UT Dallas lab eliminates rare metals in electric motors

A team from the Renewable Energy and Vehicular Technology Laboratory(REVT) at UT Dallas was one of a few research groups selected for advanced participation in a Department of Energy conference aimed at presenting the next generation of energy technologies.

The DOE's Advanced Research Projects Agency-Energy (ARPA-E) program hosts an annual summit in Washington, D.C., for researchers, entrepreneurs, investors, corporate executives and government officials to share transformational research funded through the program.

Dr. Babak Fahimi, professor of electrical engineering in the Erik Jonsson School of Engineering and Computer Scienceand director of REVT, has received $2.8 million through an ARPA-E programaimed at reducing rare earth metals, which are used in motors of electric vehicles. The metals are expensive, difficult to find and are usually imported into the United States from countries such as China. In addition, the mining process for these metals releases significant amounts of pollution into the atmosphere.

While hundreds of award recipients were invited to exhibit their research, Fahimi's team was one of five selected to demonstrate their work to lawmakers and participate in a round-table discussion on climate change.

REVT members demonstrated electric motors or generators that eliminate rare earth metals. Typical motors are powered through the electromagnetic interaction between a rotor, which contains rare earth metals and rotates, and another part known as a stator, which is stationary but houses electromagnetic sources. The REVT solution, called a double-stator switched reluctance machine (DSSRM), has two stators, one on either side of the rotor, that cause an electromagnetic reaction that produces power. This approach produces significantly greater power and torque at a given size and weight than traditional motor technologies without the use of permanent magnets.

"The transformative nature of our motor technology stems from a novel magnetic configuration, which significantly reduces the radial forces while increasing the motional forces by a factor of three," Fahimi said. "This technology also benefits from high levels of fault tolerance, low-cost manufacturing and low acoustic noise.
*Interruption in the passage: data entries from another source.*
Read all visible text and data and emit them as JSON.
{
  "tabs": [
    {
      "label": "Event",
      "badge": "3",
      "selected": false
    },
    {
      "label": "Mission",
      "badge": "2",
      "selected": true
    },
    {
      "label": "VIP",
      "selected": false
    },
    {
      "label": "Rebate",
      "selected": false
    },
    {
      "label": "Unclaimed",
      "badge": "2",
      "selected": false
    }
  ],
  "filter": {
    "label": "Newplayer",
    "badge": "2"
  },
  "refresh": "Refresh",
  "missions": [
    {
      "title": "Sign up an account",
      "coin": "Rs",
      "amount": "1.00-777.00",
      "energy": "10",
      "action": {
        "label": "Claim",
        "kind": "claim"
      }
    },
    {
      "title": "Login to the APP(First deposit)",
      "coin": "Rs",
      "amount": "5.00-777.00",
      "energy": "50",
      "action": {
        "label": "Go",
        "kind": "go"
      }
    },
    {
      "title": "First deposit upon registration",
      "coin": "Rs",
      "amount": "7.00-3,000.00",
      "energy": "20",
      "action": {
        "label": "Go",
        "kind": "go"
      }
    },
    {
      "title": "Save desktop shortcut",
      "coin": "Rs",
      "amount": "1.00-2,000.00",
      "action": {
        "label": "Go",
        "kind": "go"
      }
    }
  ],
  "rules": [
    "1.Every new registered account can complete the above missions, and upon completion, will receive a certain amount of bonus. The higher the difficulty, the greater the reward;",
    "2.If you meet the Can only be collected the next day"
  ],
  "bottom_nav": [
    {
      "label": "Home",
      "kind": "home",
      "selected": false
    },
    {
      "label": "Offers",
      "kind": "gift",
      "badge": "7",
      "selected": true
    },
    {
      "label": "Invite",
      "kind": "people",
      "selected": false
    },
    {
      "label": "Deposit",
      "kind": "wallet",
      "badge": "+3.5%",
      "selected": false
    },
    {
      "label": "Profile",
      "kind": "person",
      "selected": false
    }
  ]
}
I strongly believe this technology is highly appealing to automotive, oil and gas, and renewable energy industries."

Besides delivering more power and torque than competing technologies, this machine could be manufactured entirely in the United States, which would eliminate the pollution from mining rare earth metals, while also significantly reducing the amount of air pollution released through electric vehicle emissions. Other applications of this technology are airplanes, fans, pumps, wind generators and robots.

The research, first funded in 2012, has one patent pending. At the conference earlier this year, REVT members demonstrated the technology to potential commercial licensees.

Team members who demonstrated the technology included Pete Poorman, assistant director of corporate relations, and Drs. Wei Wang and Chenjie Lin, postdoctoral researchers in the lab.

"Having the opportunity to present at the ARPA-E Energy Innovation Summit was a huge opportunity to further our work," Poorman said. "Being one of the few projects selected for the round-table discussion and congressional reception is both an honor and an acknowledgement of the excellent work being done in the REVT lab."